Some AWS operations return results that are incomplete and require subsequent requests in order to attain the entire result set. The process of sending subsequent requests to continue where a previous request left off is called pagination. For example, the list_objects operation of Amazon S3 returns up to 1000 objects at a time, and you must send subsequent requests with the appropriate Marker in order to retrieve the next page of results.

Paginators are a feature of botocore that act as an abstraction over the process of iterating over an entire result set of a truncated API operation.

Creating Paginators#

Paginators are created via the get_paginator() method of a botocore client. The get_paginator() method accepts an operation name and returns a reusable Paginator object. You then call the paginate method of the Paginator, passing in any relevant operation parameters to apply to the underlying API operation. The paginate method then returns an iterable PageIterator:

import botocore.session

# Create a session and a client
session = botocore.session.get_session()
client = session.create_client('s3', region_name='us-west-2')

# Create a reusable Paginator
paginator = client.get_paginator('list_objects')

# Create a PageIterator from the Paginator
page_iterator = paginator.paginate(Bucket='amzn-s3-demo-bucket')
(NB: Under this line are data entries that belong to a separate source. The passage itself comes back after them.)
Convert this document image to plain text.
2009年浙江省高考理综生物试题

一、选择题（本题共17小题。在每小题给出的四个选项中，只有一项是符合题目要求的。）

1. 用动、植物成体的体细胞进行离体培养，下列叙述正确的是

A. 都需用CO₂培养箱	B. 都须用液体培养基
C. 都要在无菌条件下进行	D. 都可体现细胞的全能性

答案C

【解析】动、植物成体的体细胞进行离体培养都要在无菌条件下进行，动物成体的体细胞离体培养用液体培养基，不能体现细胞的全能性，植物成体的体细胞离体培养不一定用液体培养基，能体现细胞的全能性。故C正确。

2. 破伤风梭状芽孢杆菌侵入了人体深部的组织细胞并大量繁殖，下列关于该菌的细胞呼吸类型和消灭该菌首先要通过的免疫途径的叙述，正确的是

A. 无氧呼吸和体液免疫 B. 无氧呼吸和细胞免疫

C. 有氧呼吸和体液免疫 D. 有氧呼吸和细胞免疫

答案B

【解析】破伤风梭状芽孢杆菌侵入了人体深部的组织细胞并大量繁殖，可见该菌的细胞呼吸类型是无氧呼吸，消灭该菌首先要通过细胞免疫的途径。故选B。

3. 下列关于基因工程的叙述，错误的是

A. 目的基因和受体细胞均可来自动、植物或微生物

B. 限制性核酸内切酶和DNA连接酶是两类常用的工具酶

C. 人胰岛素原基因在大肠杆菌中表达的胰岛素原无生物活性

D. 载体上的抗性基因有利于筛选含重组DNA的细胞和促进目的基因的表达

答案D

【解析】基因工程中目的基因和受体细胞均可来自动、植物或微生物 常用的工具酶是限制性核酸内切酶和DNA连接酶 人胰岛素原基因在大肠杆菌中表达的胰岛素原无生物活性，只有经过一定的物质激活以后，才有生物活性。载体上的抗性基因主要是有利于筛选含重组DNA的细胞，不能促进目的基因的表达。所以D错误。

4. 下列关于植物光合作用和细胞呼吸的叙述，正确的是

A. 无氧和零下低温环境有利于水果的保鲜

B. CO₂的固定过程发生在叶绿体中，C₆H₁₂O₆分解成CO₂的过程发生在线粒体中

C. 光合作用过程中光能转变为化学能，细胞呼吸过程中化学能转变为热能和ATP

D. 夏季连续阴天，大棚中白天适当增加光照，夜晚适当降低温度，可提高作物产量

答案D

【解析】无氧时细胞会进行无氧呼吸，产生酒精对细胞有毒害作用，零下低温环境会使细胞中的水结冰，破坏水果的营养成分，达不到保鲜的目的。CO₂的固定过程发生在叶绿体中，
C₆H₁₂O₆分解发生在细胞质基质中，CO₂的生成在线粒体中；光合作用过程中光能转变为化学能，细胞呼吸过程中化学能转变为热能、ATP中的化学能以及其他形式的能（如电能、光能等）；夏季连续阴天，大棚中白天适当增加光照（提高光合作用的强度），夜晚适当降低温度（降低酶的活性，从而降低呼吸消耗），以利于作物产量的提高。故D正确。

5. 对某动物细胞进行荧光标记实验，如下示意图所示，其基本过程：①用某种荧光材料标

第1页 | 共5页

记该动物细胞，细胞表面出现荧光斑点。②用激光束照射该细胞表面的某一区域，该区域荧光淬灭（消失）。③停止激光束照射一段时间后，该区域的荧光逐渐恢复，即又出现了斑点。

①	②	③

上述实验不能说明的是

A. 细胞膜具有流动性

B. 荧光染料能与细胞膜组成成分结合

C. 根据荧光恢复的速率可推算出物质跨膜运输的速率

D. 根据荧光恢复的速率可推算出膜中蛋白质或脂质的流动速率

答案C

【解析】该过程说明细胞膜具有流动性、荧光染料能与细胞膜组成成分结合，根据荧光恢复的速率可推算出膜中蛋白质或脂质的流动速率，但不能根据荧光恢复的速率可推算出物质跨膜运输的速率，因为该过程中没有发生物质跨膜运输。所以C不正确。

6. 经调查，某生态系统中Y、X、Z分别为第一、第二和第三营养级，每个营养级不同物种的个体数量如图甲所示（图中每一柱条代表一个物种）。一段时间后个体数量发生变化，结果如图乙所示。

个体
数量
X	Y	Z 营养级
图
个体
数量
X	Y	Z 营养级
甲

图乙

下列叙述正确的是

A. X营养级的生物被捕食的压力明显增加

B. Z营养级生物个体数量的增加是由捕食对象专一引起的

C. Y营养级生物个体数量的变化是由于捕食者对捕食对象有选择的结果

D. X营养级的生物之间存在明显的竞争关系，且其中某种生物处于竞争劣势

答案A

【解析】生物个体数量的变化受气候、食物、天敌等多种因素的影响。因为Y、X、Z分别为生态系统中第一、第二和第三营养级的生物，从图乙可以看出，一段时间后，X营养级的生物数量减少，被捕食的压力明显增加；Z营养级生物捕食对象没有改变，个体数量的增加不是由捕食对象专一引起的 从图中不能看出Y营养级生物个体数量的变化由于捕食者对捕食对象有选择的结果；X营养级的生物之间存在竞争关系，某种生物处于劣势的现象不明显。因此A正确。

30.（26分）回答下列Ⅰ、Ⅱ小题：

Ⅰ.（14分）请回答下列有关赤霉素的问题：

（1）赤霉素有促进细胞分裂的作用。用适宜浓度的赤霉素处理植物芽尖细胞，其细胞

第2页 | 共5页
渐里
for page in page_iterator:
    print(page['Contents'])

Customizing Page Iterators#

You must call the paginate method of a Paginator in order to iterate over the pages of API operation results. The paginate method accepts a PaginationConfig named argument that can be used to customize the pagination:

paginator = client.get_paginator('list_objects')
page_iterator = paginator.paginate(Bucket='amzn-s3-demo-bucket',
                                   PaginationConfig={'MaxItems': 10})
MaxItems

Limits the maximum number of total returned items returned while paginating.

StartingToken

Can be used to modify the starting marker or token of a paginator. This argument if useful for resuming pagination from a previous token or starting pagination at a known position.

PageSize

Controls the number of items returned per page of each result.

Note

Services may choose to return more or fewer items than specified in the PageSize argument depending on the service, the operation, or the resource you are paginating.

Filtering results#

Many Paginators can be filtered server-side with options that are passed through to each underlying API call. For example, S3.Paginator.list_objects.paginate() accepts a Prefix parameter used to filter the paginated results by prefix server-side before sending them to the client:

import botocore.session
session = botocore.session.get_session()
client = session.create_client('s3', region_name='us-west-2')
paginator = client.get_paginator('list_objects')
operation_parameters = {'Bucket': 'amzn-s3-demo-bucket',
                        'Prefix': 'foo/baz'}
page_iterator = paginator.paginate(**operation_parameters)
for page in page_iterator:
    print(page['Contents'])

Filtering Results with JMESPath#

JMESPath is a query language for JSON that can be used directly on paginated results. You can filter results client-side using JMESPath expressions that are applied to each page of results through the search method of a PageIterator.

paginator = client.get_paginator('list_objects')
page_iterator = paginator.paginate(Bucket='amzn-s3-demo-bucket')
filtered_iterator = page_iterator.search("Contents[?Size > `100`][]")
for key_data in filtered_iterator:
    print(key_data)

When filtering with JMESPath expressions, each page of results that is yielded by the paginator is mapped through the JMESPath expression. If a JMESPath expression returns a single value that is not an array, that value is yielded directly. If the result of applying the JMESPath expression to a page of results is a list, then each value of the list is yielded individually (essentially implementing a flat map). For example, in the above expression, each key that has a Size greater than 100 is yielded by the filtered_iterator.